With an increasing reliance on technology in medical practices, the Veterans Health Administration (VHA) is aiming to become a leader in using health information technology (HIT). This will enable it to change the way patients experience medical care, to decrease medical mistakes, and to improve health outcomes.
A special March supplement of Medical Care
highlights new research into the many and varied types of HIT projects being explored to improve the quality of patient care throughout the VHA system. Medical Care
is published by Lippincott Williams & Wilkins, a part of Wolters Kluwer Health.
The special issue also maps out key areas for future research to develop and evaluate effective approaches for using HIT for ongoing quality improvement in healthcare. "Our research infrastructure is critical to supporting the type of HIT innovation that can support changes in the way we organize and deliver care," according to an editorial comment by the VHA's Dr.
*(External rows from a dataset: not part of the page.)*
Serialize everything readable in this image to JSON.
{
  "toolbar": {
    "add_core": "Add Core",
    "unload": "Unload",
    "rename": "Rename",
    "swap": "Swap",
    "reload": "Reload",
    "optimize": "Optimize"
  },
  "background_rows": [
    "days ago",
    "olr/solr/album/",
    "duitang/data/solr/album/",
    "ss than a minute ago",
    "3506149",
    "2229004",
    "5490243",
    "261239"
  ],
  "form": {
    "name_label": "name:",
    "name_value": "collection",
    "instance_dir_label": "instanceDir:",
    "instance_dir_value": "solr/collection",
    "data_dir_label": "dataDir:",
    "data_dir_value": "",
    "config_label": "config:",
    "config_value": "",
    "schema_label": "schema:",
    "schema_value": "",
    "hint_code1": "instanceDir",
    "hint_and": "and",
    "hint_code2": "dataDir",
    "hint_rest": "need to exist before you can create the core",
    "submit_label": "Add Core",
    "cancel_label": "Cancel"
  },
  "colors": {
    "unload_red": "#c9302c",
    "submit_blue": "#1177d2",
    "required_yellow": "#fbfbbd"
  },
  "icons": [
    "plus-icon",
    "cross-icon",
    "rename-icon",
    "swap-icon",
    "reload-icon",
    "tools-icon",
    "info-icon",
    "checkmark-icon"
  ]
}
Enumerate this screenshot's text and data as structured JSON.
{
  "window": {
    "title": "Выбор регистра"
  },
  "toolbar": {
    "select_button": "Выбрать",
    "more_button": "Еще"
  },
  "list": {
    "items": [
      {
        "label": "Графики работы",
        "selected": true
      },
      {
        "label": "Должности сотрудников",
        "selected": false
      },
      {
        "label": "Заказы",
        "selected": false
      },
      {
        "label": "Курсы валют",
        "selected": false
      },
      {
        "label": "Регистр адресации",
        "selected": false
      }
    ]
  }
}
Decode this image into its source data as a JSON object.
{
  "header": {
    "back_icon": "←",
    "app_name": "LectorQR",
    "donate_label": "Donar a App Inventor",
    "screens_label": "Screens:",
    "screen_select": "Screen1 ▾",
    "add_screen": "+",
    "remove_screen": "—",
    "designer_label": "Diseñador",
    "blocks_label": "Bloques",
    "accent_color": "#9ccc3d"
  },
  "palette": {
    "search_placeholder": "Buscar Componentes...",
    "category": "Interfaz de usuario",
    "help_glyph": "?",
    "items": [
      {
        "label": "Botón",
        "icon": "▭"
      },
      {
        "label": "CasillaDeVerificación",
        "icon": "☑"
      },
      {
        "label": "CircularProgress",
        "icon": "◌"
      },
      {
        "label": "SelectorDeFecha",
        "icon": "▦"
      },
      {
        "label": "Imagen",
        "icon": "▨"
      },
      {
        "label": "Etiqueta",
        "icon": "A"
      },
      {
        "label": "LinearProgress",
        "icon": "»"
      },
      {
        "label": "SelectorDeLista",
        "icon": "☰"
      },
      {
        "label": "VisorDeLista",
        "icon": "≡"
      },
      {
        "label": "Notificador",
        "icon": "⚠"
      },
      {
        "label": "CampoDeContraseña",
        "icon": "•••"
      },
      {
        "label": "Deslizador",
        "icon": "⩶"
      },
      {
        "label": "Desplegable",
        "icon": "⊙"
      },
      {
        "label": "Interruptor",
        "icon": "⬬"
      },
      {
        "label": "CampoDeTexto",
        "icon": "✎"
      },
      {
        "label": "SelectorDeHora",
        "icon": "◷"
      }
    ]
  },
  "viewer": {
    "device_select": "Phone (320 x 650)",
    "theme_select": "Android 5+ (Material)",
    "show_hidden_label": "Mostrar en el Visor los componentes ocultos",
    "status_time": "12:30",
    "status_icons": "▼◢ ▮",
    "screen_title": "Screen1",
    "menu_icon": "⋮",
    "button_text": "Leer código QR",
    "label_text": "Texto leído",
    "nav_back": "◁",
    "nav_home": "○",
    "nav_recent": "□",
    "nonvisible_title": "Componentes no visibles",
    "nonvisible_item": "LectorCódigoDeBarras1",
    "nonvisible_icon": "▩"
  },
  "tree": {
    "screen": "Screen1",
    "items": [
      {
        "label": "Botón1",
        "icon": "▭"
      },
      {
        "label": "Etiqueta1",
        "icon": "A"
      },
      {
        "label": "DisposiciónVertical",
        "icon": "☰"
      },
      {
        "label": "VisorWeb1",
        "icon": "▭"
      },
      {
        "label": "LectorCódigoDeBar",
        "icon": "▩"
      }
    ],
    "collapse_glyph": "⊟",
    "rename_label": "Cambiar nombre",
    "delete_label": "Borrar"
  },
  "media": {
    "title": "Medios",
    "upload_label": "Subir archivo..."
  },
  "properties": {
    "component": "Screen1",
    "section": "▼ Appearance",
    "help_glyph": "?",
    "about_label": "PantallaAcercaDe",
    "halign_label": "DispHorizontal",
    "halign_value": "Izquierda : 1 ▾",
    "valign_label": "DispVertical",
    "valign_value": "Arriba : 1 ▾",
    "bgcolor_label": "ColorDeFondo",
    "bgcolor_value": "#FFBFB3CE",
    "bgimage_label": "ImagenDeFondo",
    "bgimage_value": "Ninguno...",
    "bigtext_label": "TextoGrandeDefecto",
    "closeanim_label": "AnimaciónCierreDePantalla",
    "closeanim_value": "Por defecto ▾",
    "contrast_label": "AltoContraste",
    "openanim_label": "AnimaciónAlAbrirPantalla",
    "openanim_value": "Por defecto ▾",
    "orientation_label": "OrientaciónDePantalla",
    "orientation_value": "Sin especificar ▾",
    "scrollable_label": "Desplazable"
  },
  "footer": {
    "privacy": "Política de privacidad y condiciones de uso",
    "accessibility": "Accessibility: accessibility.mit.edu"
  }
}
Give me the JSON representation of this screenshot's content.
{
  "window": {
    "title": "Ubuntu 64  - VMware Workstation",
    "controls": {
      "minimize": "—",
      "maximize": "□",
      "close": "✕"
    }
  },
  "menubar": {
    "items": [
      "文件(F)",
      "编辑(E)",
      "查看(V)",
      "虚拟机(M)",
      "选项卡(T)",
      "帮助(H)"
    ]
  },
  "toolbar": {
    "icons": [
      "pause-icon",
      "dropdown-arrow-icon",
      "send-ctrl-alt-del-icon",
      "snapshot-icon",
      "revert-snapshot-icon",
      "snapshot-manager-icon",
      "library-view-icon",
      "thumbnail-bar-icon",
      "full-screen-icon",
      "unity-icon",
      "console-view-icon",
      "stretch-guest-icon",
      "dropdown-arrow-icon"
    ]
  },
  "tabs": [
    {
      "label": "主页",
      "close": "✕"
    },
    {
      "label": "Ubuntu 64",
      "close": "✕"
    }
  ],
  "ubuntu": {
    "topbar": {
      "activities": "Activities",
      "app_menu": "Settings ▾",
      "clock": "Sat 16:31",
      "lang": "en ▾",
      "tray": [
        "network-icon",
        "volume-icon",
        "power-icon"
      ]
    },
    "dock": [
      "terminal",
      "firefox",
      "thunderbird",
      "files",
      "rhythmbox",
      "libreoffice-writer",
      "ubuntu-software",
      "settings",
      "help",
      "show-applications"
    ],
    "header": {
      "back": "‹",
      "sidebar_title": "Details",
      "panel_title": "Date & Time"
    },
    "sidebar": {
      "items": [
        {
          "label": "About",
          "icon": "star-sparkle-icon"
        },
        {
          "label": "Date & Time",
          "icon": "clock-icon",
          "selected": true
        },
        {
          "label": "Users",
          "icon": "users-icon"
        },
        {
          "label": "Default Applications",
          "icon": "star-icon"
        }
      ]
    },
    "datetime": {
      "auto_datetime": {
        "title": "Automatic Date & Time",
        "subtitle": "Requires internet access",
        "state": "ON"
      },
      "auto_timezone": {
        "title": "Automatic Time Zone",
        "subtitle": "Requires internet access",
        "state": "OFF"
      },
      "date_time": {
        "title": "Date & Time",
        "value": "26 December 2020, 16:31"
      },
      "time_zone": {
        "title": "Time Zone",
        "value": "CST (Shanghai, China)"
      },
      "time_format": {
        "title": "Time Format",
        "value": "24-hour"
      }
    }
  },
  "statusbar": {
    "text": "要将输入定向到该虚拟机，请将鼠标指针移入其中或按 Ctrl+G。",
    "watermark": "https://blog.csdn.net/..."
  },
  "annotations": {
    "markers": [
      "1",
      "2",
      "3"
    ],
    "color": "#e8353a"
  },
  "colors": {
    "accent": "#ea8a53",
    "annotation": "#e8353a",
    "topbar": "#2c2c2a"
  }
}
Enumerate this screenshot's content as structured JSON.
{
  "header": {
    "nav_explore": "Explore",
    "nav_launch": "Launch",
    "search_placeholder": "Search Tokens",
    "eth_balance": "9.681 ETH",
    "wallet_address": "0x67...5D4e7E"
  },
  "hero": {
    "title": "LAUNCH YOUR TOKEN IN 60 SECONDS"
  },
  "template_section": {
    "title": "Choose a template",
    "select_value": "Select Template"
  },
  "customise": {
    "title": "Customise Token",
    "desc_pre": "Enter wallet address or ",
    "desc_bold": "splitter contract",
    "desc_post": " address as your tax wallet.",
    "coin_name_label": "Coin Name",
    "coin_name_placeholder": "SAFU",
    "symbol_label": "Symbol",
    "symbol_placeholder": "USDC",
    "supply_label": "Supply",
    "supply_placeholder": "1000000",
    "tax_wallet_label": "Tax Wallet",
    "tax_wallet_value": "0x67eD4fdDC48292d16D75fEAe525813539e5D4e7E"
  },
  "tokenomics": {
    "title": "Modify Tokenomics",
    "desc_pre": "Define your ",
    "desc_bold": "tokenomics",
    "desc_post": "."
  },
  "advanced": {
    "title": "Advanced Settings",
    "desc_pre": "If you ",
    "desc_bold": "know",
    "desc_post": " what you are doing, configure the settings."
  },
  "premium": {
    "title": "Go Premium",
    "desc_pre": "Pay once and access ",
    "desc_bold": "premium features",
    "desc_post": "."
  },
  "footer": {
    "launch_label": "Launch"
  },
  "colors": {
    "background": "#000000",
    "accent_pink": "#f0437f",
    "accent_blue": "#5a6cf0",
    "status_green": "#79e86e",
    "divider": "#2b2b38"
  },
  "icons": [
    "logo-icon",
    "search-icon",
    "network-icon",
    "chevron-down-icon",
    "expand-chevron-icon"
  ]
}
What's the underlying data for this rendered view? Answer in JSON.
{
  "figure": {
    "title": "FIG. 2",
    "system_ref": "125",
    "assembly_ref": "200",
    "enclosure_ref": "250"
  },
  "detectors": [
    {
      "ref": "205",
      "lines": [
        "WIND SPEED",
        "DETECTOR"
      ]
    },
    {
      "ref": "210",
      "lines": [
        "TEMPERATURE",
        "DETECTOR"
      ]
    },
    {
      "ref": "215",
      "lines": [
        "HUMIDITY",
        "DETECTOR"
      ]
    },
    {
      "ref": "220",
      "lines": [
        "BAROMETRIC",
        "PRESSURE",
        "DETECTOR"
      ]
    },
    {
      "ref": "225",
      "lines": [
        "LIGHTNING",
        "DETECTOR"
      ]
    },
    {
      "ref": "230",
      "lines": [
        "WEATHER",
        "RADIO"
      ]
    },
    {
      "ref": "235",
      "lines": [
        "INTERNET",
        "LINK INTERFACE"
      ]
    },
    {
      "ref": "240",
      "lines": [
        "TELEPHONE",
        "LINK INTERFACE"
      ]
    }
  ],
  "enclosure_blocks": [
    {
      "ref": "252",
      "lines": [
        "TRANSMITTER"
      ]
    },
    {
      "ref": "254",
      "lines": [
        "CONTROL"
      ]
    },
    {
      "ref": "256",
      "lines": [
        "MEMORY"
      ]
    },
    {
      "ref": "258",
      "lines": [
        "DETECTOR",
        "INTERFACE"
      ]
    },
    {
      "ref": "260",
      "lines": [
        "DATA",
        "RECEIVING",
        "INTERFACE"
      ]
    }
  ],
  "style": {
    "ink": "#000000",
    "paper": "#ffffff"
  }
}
David Atkins, Acting Director of Health Services Research and Development, and Dr. Theresa Cullen, Director of Health Informatics.
VHA Provides Leadership in HIT Research for Quality Improvement
Health information technology' is a loose term describing an ever-increasing range of tools and technologies. "The unifying element is not that they involve technology but that they introduce novel ways to collect and analyze health data and to extract knowledge from the data to inform decisions," Drs. Atkins and Cullen write. Since the early development of health information systems in the 1980s, the VHA has played a leadership role in health informatics.
But the HIT landscape continues to change rapidly, with increased computing power, changing HIT platforms, and changing expectations of patients, health care providers, and payers. "To map out a meaningful research agenda, we must think forward five to ten years," according to Drs. Atkins and Cullen.
From their perspective at the leading edge of HIT, they outline some of the broad trends affecting HIT, now and in the future. These include:
- The emergence of "connected health"—technology will play a central role in medical decision-making, and will supplant an increasing proportion of in-person health care visits.
- Patients' increasing control over their health information and who has access to it.
- The increased role of HIT tools to promote and assist patient behavior change.
- Standardized data allowing the performance of health care systems to be assessed in "real time," for the entire population of patients.
Drs. Atkins and Cullen also identify and discuss "distinct sets of questions that are ripe for research" in using HIT for quality improvement, from the standpoint of patients, health care teams, and health care managers.
New Research on HIT to Improve Quality of Care
The special issue also presents eight original research papers using HIT for quality improvement within the VHA system. The studies "highlight a range of specific HIT approaches, including innovative and interactive uses of the VA's electronic health record, databases, and information systems; and applications of automated systems for intervention, evaluation and tracking patient care," writes Denise M. Hynes, MPH, PhD, RN, Research Career Scientist and Director of the VA Information Resource Center, in an introductory overview.
For example, one study evaluates the use of electronic kiosks as a way to help improve care outcomes for veterans with schizophrenia. Other HIT approaches evaluated include a system for secure messaging between patients and health care providers, a "home telehealth" monitoring intervention for recently homeless veterans, and programs to increase veterans' access to and ability to use their personal health records.
"These articles highlight the value of a systematic approach in incorporating and evaluating HIT as part of quality improvement efforts," Dr. Hynes adds. She is also lead author of a paper exploring the challenges and keys to "sustained effects" of HIT projects in the Quality Enhancement Research Initiative—a major part for the VHA's systemwide quality improvement program.
The authors of the supplement papers hope their efforts will illustrate the scope of what's possible through the use of HIT for quality improvement, and help to set the research agenda for continued efforts in the years ahead. As new and practical research designs emerge, Dr. Hynes writes, "Other healthcare quality improvement efforts that rely on HIT can learn from the VHA experience."